I'm trying to figure out if there's a reasonably efficient way to perform a lookup in a dictionary (or a hash, or a map, or whatever your favorite language calls it) where the keys are regular expressions and strings are looked up against the set of keys. For example (in Python syntax):
>>> regex_dict = { re.compile(r'foo.') : 12, re.compile(r'^FileN.*$') : 35 }
>>> regex_dict['food']
12
>>> regex_dict['foot in my mouth']
12
>>> regex_dict['FileNotFoundException: file.x does not exist']
35
(Obviously the above example won't work as written in Python, but that's the sort of thing I'd like to be able to do.)
I can think of a naive way to implement this, in which I iterate over all of the keys in the dictionary and try to match the passed in string against them, but then I lose the O(1) lookup time of a hash map and instead have O(n), where n is the number of keys in my dictionary.
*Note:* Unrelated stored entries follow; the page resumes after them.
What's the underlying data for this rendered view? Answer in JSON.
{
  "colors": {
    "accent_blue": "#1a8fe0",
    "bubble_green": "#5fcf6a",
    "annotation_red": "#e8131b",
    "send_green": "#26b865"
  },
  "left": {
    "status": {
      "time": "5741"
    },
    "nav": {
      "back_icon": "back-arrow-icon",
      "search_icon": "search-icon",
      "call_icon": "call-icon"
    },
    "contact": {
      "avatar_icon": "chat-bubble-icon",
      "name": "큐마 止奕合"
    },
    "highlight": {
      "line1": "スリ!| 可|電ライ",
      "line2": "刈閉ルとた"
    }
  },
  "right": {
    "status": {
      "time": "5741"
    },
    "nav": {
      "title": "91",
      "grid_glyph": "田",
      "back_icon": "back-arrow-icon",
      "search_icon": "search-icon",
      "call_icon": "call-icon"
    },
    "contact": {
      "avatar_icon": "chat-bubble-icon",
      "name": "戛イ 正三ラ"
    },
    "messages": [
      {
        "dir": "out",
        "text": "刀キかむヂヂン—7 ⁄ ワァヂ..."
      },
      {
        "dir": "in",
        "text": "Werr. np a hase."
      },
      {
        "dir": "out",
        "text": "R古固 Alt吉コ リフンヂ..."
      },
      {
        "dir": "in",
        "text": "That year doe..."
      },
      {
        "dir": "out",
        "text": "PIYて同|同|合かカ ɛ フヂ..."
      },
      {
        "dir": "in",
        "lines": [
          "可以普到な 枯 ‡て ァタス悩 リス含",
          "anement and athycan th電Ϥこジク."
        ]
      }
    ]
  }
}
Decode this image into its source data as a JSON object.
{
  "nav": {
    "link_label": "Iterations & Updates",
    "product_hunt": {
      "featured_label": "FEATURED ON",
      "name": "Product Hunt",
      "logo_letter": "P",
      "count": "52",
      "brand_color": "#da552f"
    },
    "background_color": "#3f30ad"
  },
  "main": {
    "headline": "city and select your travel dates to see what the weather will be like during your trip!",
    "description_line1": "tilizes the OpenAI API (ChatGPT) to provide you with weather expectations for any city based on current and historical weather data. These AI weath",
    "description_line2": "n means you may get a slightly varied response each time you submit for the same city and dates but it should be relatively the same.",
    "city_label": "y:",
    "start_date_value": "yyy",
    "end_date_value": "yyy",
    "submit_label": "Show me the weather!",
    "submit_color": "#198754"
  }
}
This is potentially a big deal, as I expect this dictionary to grow very large, and I will need to search it over and over again (actually I'll need to iterate over it for every line I read in a text file, and the files can be hundreds of megabytes in size).
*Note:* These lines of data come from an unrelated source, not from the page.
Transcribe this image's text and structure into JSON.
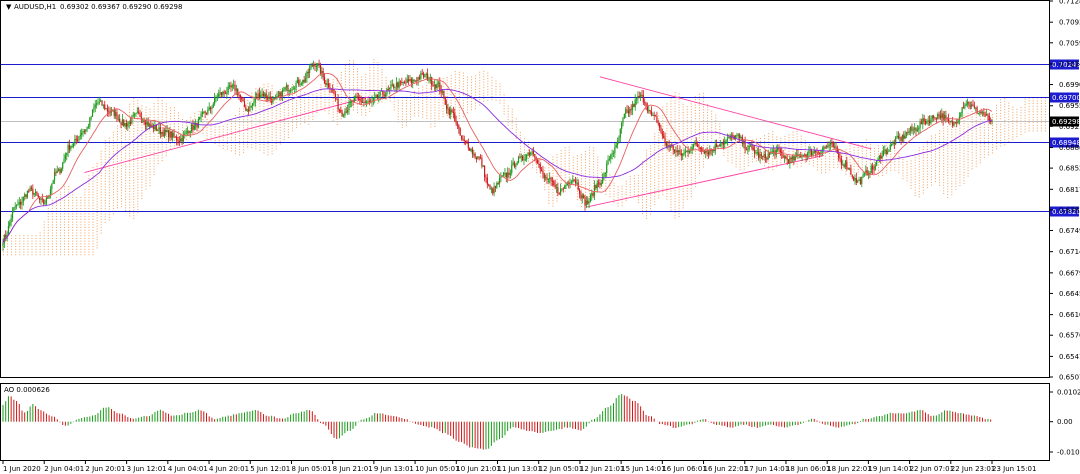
{
  "header": {
    "symbol": "AUDUSD,H1",
    "ohlc": "0.69302 0.69367 0.69290 0.69298"
  },
  "indicator": {
    "label": "AO 0.000626",
    "ticks": [
      "0.010241",
      "0.00",
      "-0.010443"
    ]
  },
  "colors": {
    "up": "#1a9a1a",
    "down": "#d01818",
    "level": "#1b1bd0",
    "ma_fast": "#e86060",
    "ma_slow": "#8a2be2",
    "trend": "#ff3fa0",
    "cloud": "#f0a060",
    "current_price": "#000000"
  },
  "chart_data": {
    "type": "candlestick",
    "symbol": "AUDUSD,H1",
    "ylim": [
      0.65073,
      0.71283
    ],
    "y_ticks": [
      "0.71283",
      "0.70933",
      "0.70593",
      "0.70243",
      "0.69903",
      "0.69553",
      "0.69213",
      "0.68863",
      "0.68523",
      "0.68173",
      "0.67833",
      "0.67493",
      "0.67143",
      "0.66793",
      "0.66453",
      "0.66103",
      "0.65763",
      "0.65413",
      "0.65073"
    ],
    "x_ticks": [
      "1 Jun 2020",
      "2 Jun 04:01",
      "2 Jun 20:01",
      "3 Jun 12:01",
      "4 Jun 04:01",
      "4 Jun 20:01",
      "5 Jun 12:01",
      "8 Jun 05:01",
      "8 Jun 21:01",
      "9 Jun 13:01",
      "10 Jun 05:01",
      "10 Jun 21:01",
      "11 Jun 13:01",
      "12 Jun 05:01",
      "12 Jun 21:01",
      "15 Jun 14:01",
      "16 Jun 06:01",
      "16 Jun 22:01",
      "17 Jun 14:01",
      "18 Jun 06:01",
      "18 Jun 22:01",
      "19 Jun 14:01",
      "22 Jun 07:01",
      "22 Jun 23:01",
      "23 Jun 15:01"
    ],
    "levels": [
      "0.70243",
      "0.69700",
      "0.68948",
      "0.67820"
    ],
    "current_price": "0.69298",
    "current_price_value": 0.69298,
    "anchors": [
      [
        0,
        0.6735
      ],
      [
        10,
        0.679
      ],
      [
        20,
        0.6815
      ],
      [
        30,
        0.6795
      ],
      [
        40,
        0.6845
      ],
      [
        50,
        0.689
      ],
      [
        60,
        0.6915
      ],
      [
        70,
        0.696
      ],
      [
        80,
        0.6945
      ],
      [
        90,
        0.6925
      ],
      [
        100,
        0.694
      ],
      [
        110,
        0.692
      ],
      [
        120,
        0.691
      ],
      [
        130,
        0.69
      ],
      [
        140,
        0.692
      ],
      [
        150,
        0.6945
      ],
      [
        160,
        0.6975
      ],
      [
        170,
        0.6985
      ],
      [
        180,
        0.695
      ],
      [
        190,
        0.6975
      ],
      [
        200,
        0.6965
      ],
      [
        210,
        0.6985
      ],
      [
        220,
        0.6995
      ],
      [
        230,
        0.7025
      ],
      [
        240,
        0.699
      ],
      [
        250,
        0.6945
      ],
      [
        260,
        0.6965
      ],
      [
        270,
        0.696
      ],
      [
        280,
        0.6975
      ],
      [
        290,
        0.699
      ],
      [
        300,
        0.6995
      ],
      [
        310,
        0.7005
      ],
      [
        320,
        0.699
      ],
      [
        330,
        0.6945
      ],
      [
        340,
        0.6895
      ],
      [
        350,
        0.687
      ],
      [
        360,
        0.6815
      ],
      [
        370,
        0.684
      ],
      [
        380,
        0.6865
      ],
      [
        390,
        0.688
      ],
      [
        400,
        0.6835
      ],
      [
        410,
        0.6815
      ],
      [
        420,
        0.6835
      ],
      [
        430,
        0.6795
      ],
      [
        440,
        0.683
      ],
      [
        450,
        0.688
      ],
      [
        460,
        0.6945
      ],
      [
        470,
        0.697
      ],
      [
        480,
        0.6935
      ],
      [
        490,
        0.689
      ],
      [
        500,
        0.6875
      ],
      [
        510,
        0.689
      ],
      [
        520,
        0.688
      ],
      [
        530,
        0.6895
      ],
      [
        540,
        0.6905
      ],
      [
        550,
        0.6885
      ],
      [
        560,
        0.687
      ],
      [
        570,
        0.688
      ],
      [
        580,
        0.6865
      ],
      [
        590,
        0.6875
      ],
      [
        600,
        0.688
      ],
      [
        610,
        0.689
      ],
      [
        620,
        0.686
      ],
      [
        630,
        0.683
      ],
      [
        640,
        0.685
      ],
      [
        650,
        0.688
      ],
      [
        660,
        0.69
      ],
      [
        670,
        0.6915
      ],
      [
        680,
        0.693
      ],
      [
        690,
        0.694
      ],
      [
        700,
        0.6925
      ],
      [
        710,
        0.696
      ],
      [
        720,
        0.6945
      ],
      [
        730,
        0.6929
      ]
    ],
    "ao_profile": [
      [
        0,
        0.006
      ],
      [
        5,
        0.009
      ],
      [
        10,
        0.007
      ],
      [
        16,
        0.003
      ],
      [
        22,
        0.006
      ],
      [
        28,
        0.004
      ],
      [
        36,
        0.002
      ],
      [
        46,
        -0.0015
      ],
      [
        56,
        0.001
      ],
      [
        66,
        0.002
      ],
      [
        76,
        0.005
      ],
      [
        86,
        0.003
      ],
      [
        96,
        0.001
      ],
      [
        106,
        0.002
      ],
      [
        116,
        0.004
      ],
      [
        126,
        0.002
      ],
      [
        136,
        0.003
      ],
      [
        146,
        0.004
      ],
      [
        156,
        0.001
      ],
      [
        166,
        0.002
      ],
      [
        176,
        0.003
      ],
      [
        186,
        0.004
      ],
      [
        196,
        0.002
      ],
      [
        206,
        0.001
      ],
      [
        216,
        0.003
      ],
      [
        226,
        0.004
      ],
      [
        236,
        -0.001
      ],
      [
        246,
        -0.006
      ],
      [
        256,
        -0.003
      ],
      [
        266,
        0.001
      ],
      [
        276,
        0.003
      ],
      [
        286,
        0.002
      ],
      [
        296,
        0.001
      ],
      [
        306,
        -0.001
      ],
      [
        316,
        -0.002
      ],
      [
        326,
        -0.004
      ],
      [
        336,
        -0.007
      ],
      [
        346,
        -0.009
      ],
      [
        356,
        -0.0095
      ],
      [
        366,
        -0.006
      ],
      [
        376,
        -0.002
      ],
      [
        386,
        -0.003
      ],
      [
        396,
        -0.004
      ],
      [
        406,
        -0.003
      ],
      [
        416,
        -0.002
      ],
      [
        426,
        -0.003
      ],
      [
        436,
        0.001
      ],
      [
        446,
        0.005
      ],
      [
        456,
        0.0095
      ],
      [
        466,
        0.007
      ],
      [
        476,
        0.002
      ],
      [
        486,
        -0.001
      ],
      [
        496,
        -0.002
      ],
      [
        506,
        -0.001
      ],
      [
        516,
        0.001
      ],
      [
        526,
        -0.001
      ],
      [
        536,
        -0.002
      ],
      [
        546,
        -0.001
      ],
      [
        556,
        -0.002
      ],
      [
        566,
        -0.001
      ],
      [
        576,
        -0.002
      ],
      [
        586,
        -0.001
      ],
      [
        596,
        0.001
      ],
      [
        606,
        -0.001
      ],
      [
        616,
        -0.002
      ],
      [
        626,
        -0.001
      ],
      [
        636,
        0.001
      ],
      [
        646,
        0.002
      ],
      [
        656,
        0.003
      ],
      [
        666,
        0.003
      ],
      [
        676,
        0.004
      ],
      [
        686,
        0.002
      ],
      [
        696,
        0.004
      ],
      [
        706,
        0.003
      ],
      [
        716,
        0.002
      ],
      [
        730,
        0.0005
      ]
    ],
    "n_bars": 730
  }
}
Is there a way to accomplish this, without resorting to O(n) efficiency?
Alternatively, if you know of a way to accomplish this sort of a lookup in a database, that would be great, too.
(Any programming language is fine -- I'm using Python, but I'm more interested in the data structures and algorithms here.)
Someone pointed out that more than one match is possible, and that's absolutely correct. Ideally in this situation I'd like to return a list or tuple containing all of the matches. I'd settle for the first match, though.
I can't see O(1) being possible in that scenario; I'd settle for anything less than O(n), though. Also, the underlying data structure could be anything, but the basic behavior I'd like is what I've written above: lookup a string, and return the value(s) that match the regular expression keys.